Asana (posture) & Vinyasa
Each series has the same structure: The practice is started with the Sun Salutations (Surya Namaskara) followed by a set of standing postures. Then the practitioner moves on to a set of seated postures, which are different for each series. The finishing postures, again the same in each series, close the practice.
The linking of the Ujjayi breathing technique and movement into postures is called Vinyasa (e.g. Inhale = Raise your hands up, Exhale = Lower your hands down). This creates a meditative flow, a strong foundation for the deeper aspects of the practice.
In the traditional Asthanga Vinyasa method, one must master each posture and sequence before moving on to the next. Starting with the Sun Salutations, the student is given one posture at the time to be added to the practice. Gradually increasing physical and mental abilities, the student has to complete one series before moving on to the next.
Drishti (gazing point)
Each posture has a designated gazing point (Drishti) that helps to focus the mind and maintain a meditative balance. Dristhi has little to do with our physical sight but encourages an internal awareness. By concentrating on a gazing point, the visual distraction of the outer world is limited, which enables the practitioner to focus inwards on the practice – breathing, posture and bandhas.
Bandhas are a number of energy gates within the subtle body that help regulate the internal flow of energy throughout the practice. They are activated by a combination of awareness and engagement of fine muscles. It takes most practitioners many years to develop a sound understanding and correct use of the bandhas.
To start one wants to focus on locating and activating Mulabandha (root lock) and Uddiyana Bandha (“Upwards lifing”), two important components of the breathing system. These energy locks at the bottom of the pelvic floor and in the lower abdominal area seal in energy, give lightness, strength and health to the body, and help to build a strong internal heat.
Mysore Style Self-Practice & Led Classes
Traditionally Ashtanga Vinyasa is taught in Mysore Style, named after its place of origin in India. In this self-practice format each practitioner moves through the series at his or her own pace according to his or her own level of ability under the guidance of the teacher. It is the ideal way to learn for committed students whether you are a complete beginner or an advanced practitioner.
Alternatively, many studios offer led Ashtanga Vinyasa classes that lead through parts or all of Primary series but will almost always follow the same class structure starting with Sun Salutations and standing postures, followed by some seated postures and ending with finishing postures. A full Primary series practice class lasts minimum 1 hour 30 minutes and includes relaxation and meditation. At selected studios one might find Second series taught in classes too.

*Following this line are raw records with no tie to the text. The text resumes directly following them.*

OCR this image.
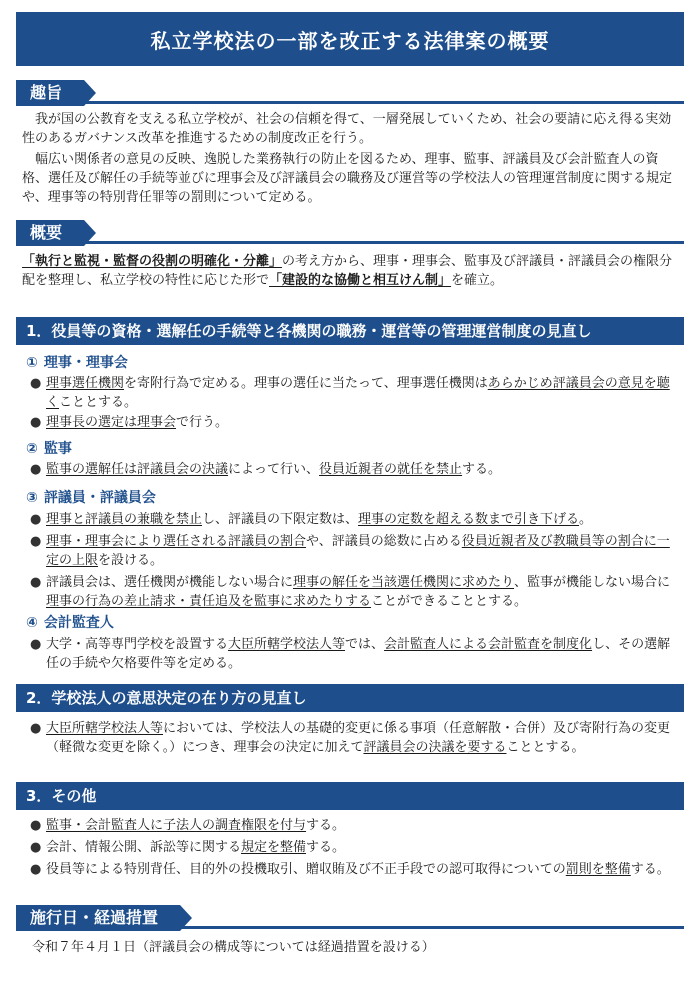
私立学校法の一部を改正する法律案の概要
趣旨
我が国の公教育を支える私立学校が、社会の信頼を得て、一層発展していくため、社会の要請に応え得る実効性のあるガバナンス改革を推進するための制度改正を行う。
幅広い関係者の意見の反映、逸脱した業務執行の防止を図るため、理事、監事、評議員及び会計監査人の資格、選任及び解任の手続等並びに理事会及び評議員会の職務及び運営等の学校法人の管理運営制度に関する規定や、理事等の特別背任罪等の罰則について定める。
概要
「執行と監視・監督の役割の明確化・分離」の考え方から、理事・理事会、監事及び評議員・評議員会の権限分配を整理し、私立学校の特性に応じた形で「建設的な協働と相互けん制」を確立。
1．役員等の資格・選解任の手続等と各機関の職務・運営等の管理運営制度の見直し
① 理事・理事会
● 理事選任機関を寄附行為で定める。理事の選任に当たって、理事選任機関はあらかじめ評議員会の意見を聴くこととする。
● 理事長の選定は理事会で行う。
② 監事
● 監事の選解任は評議員会の決議によって行い、役員近親者の就任を禁止する。
③ 評議員・評議員会
● 理事と評議員の兼職を禁止し、評議員の下限定数は、理事の定数を超える数まで引き下げる。
● 理事・理事会により選任される評議員の割合や、評議員の総数に占める役員近親者及び教職員等の割合に一定の上限を設ける。
● 評議員会は、選任機関が機能しない場合に理事の解任を当該選任機関に求めたり、監事が機能しない場合に理事の行為の差止請求・責任追及を監事に求めたりすることができることとする。
④ 会計監査人
● 大学・高等専門学校を設置する大臣所轄学校法人等では、会計監査人による会計監査を制度化し、その選解任の手続や欠格要件等を定める。
2．学校法人の意思決定の在り方の見直し
● 大臣所轄学校法人等においては、学校法人の基礎的変更に係る事項（任意解散・合併）及び寄附行為の変更（軽微な変更を除く。）につき、理事会の決定に加えて評議員会の決議を要することとする。
3．その他
● 監事・会計監査人に子法人の調査権限を付与する。
● 会計、情報公開、訴訟等に関する規定を整備する。
● 役員等による特別背任、目的外の投機取引、贈収賄及び不正手段での認可取得についての罰則を整備する。
施行日・経過措置
令和７年４月１日（評議員会の構成等については経過措置を設ける）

Help, I am not flexible enough!
There is no such thing as flexible enough in yoga. Even though it is impressive to look at seemingly impossible contortions, it is important to remember that we all have different bodies, abilities, predispositions and priorities in life.
The aim of the yoga practice is beyond physical achievement. Thus, yoga is quite literally for every body at every age. With the help of an experienced teacher the practitioner can learn to master modified postures or variations and progress according to their individual ability.